J'ai ensuite repris l'image sens dessus dessous pour retoucher la structure du dessin, sans savoir comment manifester ce qui devenait le thème du tableau :  je voulais une composition traitant de la lumière dans la lumière. 
J'ai conservé le souvenir des saules pour en faire les symboles des éceuils rencontrés et j'ai finalement ajouté une sorte de limite, d'horizon translucide qui matérialisait les deux domaines lumineux qui m'intéressaient, pour lesquels je me sentais vraiment impliqué.
Le résultat, vous l'avez vu dans l'article précédent. Je le reproduis ci-dessous pour mémoire.
lumières et éceuils 


mercredi 17 juin 2015

lumière et Lumière

«Je suis émergé dans la lumière du Jour» W. Blake

Pour cet article, je me contente de réflexions. Juste quelques phrases sur la lumière et son expression.

La science montre les faits, les démontre. Jamais elle n'en donne la signification. Elle ne doit pas le faire. C'est le rôle de la religion -par la foi - et de la philosophie -par la raison -.

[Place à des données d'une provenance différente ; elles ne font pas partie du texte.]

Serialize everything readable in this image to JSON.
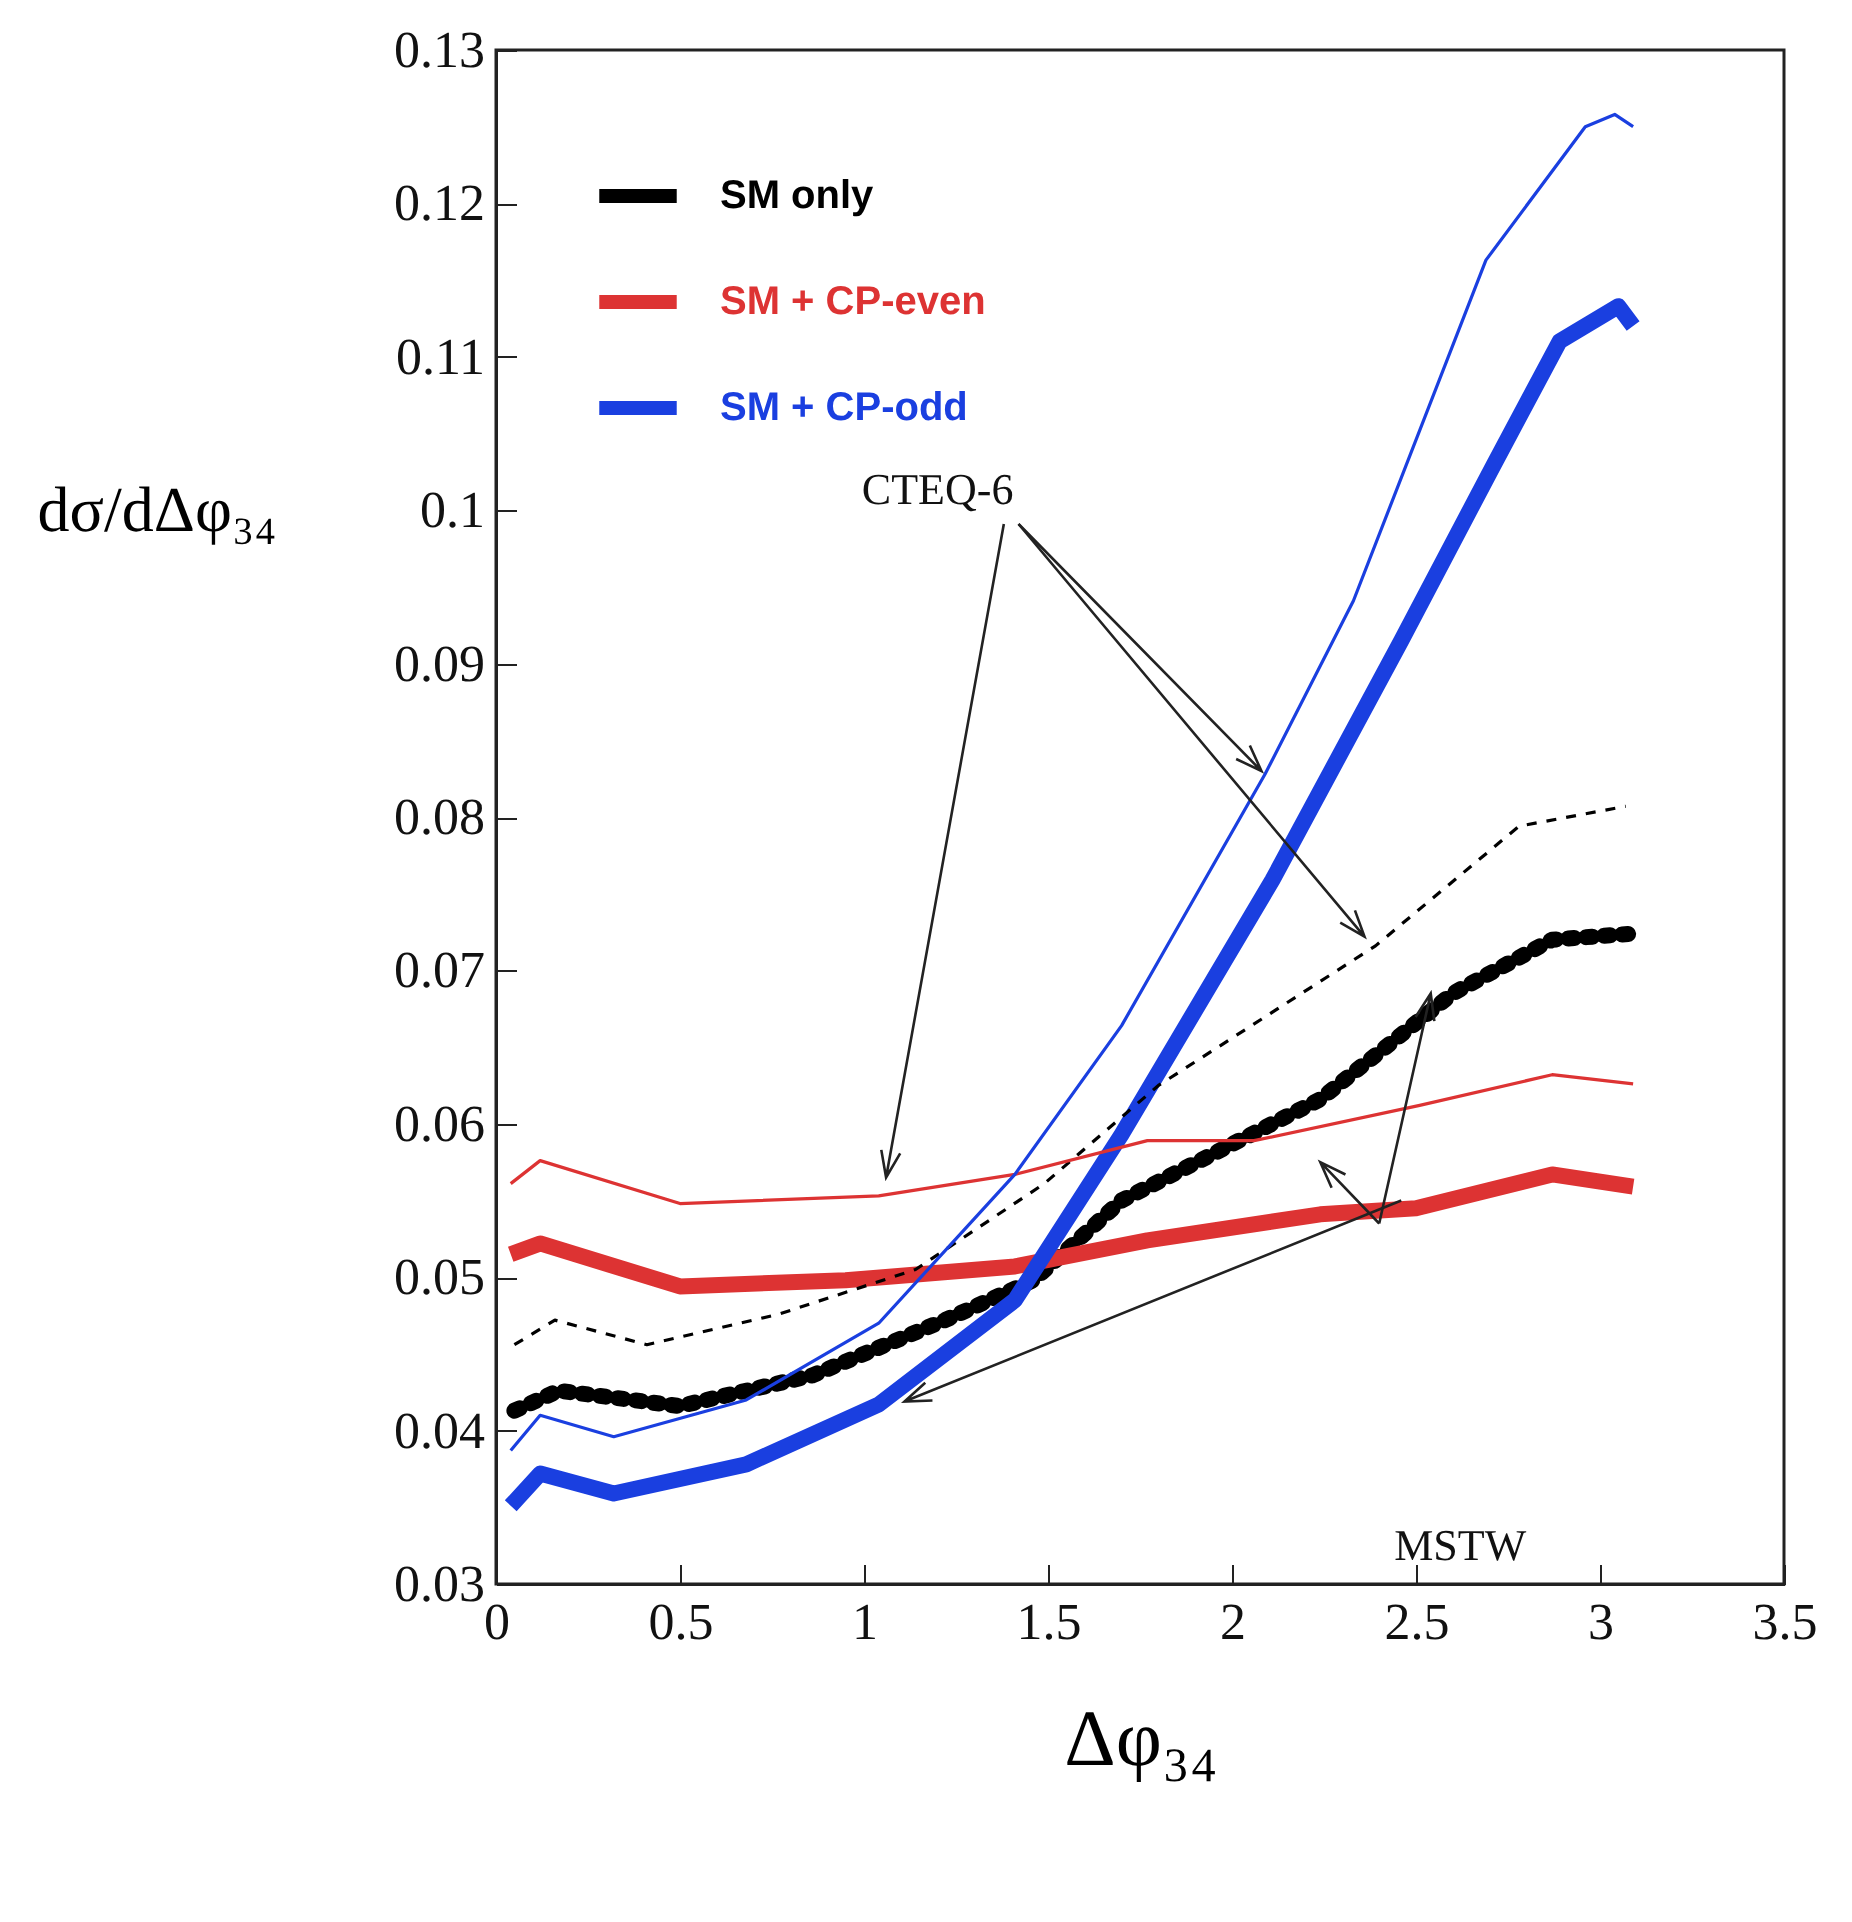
{
  "chart_data": {
    "type": "line",
    "xlabel": "Δφ₃₄",
    "ylabel": "dσ/dΔφ₃₄",
    "xlim": [
      0,
      3.5
    ],
    "xticks": [
      0,
      0.5,
      1,
      1.5,
      2,
      2.5,
      3,
      3.5
    ],
    "ylim": [
      0.03,
      0.13
    ],
    "yticks": [
      0.03,
      0.04,
      0.05,
      0.06,
      0.07,
      0.08,
      0.09,
      0.1,
      0.11,
      0.12,
      0.13
    ],
    "legend": "top left",
    "grid": false,
    "annotations": [
      {
        "text": "CTEQ-6",
        "x": 2.08,
        "y": 0.083
      },
      "MSTW"
    ],
    "series": [
      {
        "name": "SM only",
        "color": "#000000",
        "line_style": "dotted",
        "x": [
          0.05,
          0.17,
          0.5,
          0.86,
          1.22,
          1.46,
          1.7,
          2.24,
          2.6,
          2.87,
          3.09
        ],
        "values": [
          0.0413,
          0.0426,
          0.0416,
          0.0436,
          0.0472,
          0.0498,
          0.055,
          0.0616,
          0.0685,
          0.072,
          0.0724
        ]
      },
      {
        "name": "SM + CP-even",
        "color": "#dd3333",
        "line_style": "solid",
        "x": [
          0.04,
          0.12,
          0.5,
          0.95,
          1.41,
          1.77,
          2.24,
          2.5,
          2.87,
          3.09
        ],
        "values": [
          0.0515,
          0.0522,
          0.0494,
          0.0498,
          0.0507,
          0.0524,
          0.0541,
          0.0545,
          0.0567,
          0.0559
        ]
      },
      {
        "name": "SM + CP-odd",
        "color": "#1a3fe0",
        "line_style": "solid",
        "x": [
          0.04,
          0.12,
          0.32,
          0.68,
          1.04,
          1.41,
          1.7,
          2.11,
          2.46,
          2.71,
          2.89,
          3.05,
          3.09
        ],
        "values": [
          0.0351,
          0.0372,
          0.0359,
          0.0378,
          0.0417,
          0.0485,
          0.0593,
          0.0759,
          0.0915,
          0.1029,
          0.111,
          0.1133,
          0.112
        ]
      },
      {
        "color": "#000000",
        "line_style": "dashed",
        "x": [
          0.05,
          0.16,
          0.41,
          0.77,
          1.14,
          1.49,
          1.8,
          2.39,
          2.78,
          3.07
        ],
        "values": [
          0.0456,
          0.0472,
          0.0456,
          0.0476,
          0.0505,
          0.0561,
          0.0625,
          0.0716,
          0.0794,
          0.0807
        ]
      },
      {
        "color": "#dd3333",
        "line_style": "solid",
        "x": [
          0.04,
          0.12,
          0.5,
          1.04,
          1.41,
          1.77,
          2.06,
          2.51,
          2.87,
          3.09
        ],
        "values": [
          0.0561,
          0.0576,
          0.0548,
          0.0553,
          0.0567,
          0.0589,
          0.0589,
          0.0612,
          0.0632,
          0.0626
        ]
      },
      {
        "color": "#1a3fe0",
        "line_style": "solid",
        "x": [
          0.04,
          0.12,
          0.32,
          0.68,
          1.04,
          1.41,
          1.7,
          2.09,
          2.33,
          2.69,
          2.96,
          3.04,
          3.09
        ],
        "values": [
          0.0387,
          0.041,
          0.0396,
          0.042,
          0.047,
          0.0567,
          0.0664,
          0.0828,
          0.0941,
          0.1163,
          0.125,
          0.1258,
          0.125
        ]
      }
    ]
  }
}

La tierce voie est celle de la poésie.  Langage universel, elle peut s'utiliser aussi bien en science que dans les domaines spirituels.  Sans nommer le but, elle peut suggérer un chemin qui peut y amener. On atteint alors parfois ce que l'humain croit être la "Vérité". 
La science nous donne la lumière. 
La Poésie nous donne la Lumière.
La peinture parfois est poétique, parfois démonstrative. Certains peintres utilisent des brumes, parfois abstraites. Il s'agit bien souvent d'un art de musée qui retranscrit, cite ou imite les impressions de lumière matérialisée de Turner (lui les a perçu et les a montré), sans toutefois les rattacher à la Vie. Elles sont jolies, mais un peu creuses. 
Le tableau ci-dessous, serait plutôt une sorte de topographie de la lumière et de la Lumière, montrant aussi quelques éceuils où les Titanic de la pensée pourraient bien s'abîmer.
J'aurai certes pu en épaissir la lumière. Je n'aurais fait alors qu'une (mauvaise) imitation de Turner. Il y en a bien assez sur le web :o)
Etude au fusain et tempera, 63x88cm
La poésie est un art difficile, en peinture aussi. Bien souvent elle laisse à son auteur un sentiment d'insatisfaction. Malgré tout il publie ses oeuvres. Il n'a qu'elles.

Le prochain article montrera l'évolution d'une étude au fusain de deux arbres jusqu'à la peinture ci-dessus.
A bientôt


English résumé

« I am merged in  the DayLight » W. Blake

There is the light. There is the Light. The first one is physical. The Light is what shows us a way to what we believe to be the "Truth".

Turner was one of the first poet of Light. We see among the Web a lot of imitations of his works, even trough abstract paintings. (I think it's a museum art, often not fed with "real life"). We also find a lot of hyper-realistic paintings. Every artist has his own poetic way and publishes it. The works, as unsatisfying they may be for him, are the only things he has.

This article is quite philosophical. The next one will show how a charcoal study of trees happens to be the tempera painting you can see in this one.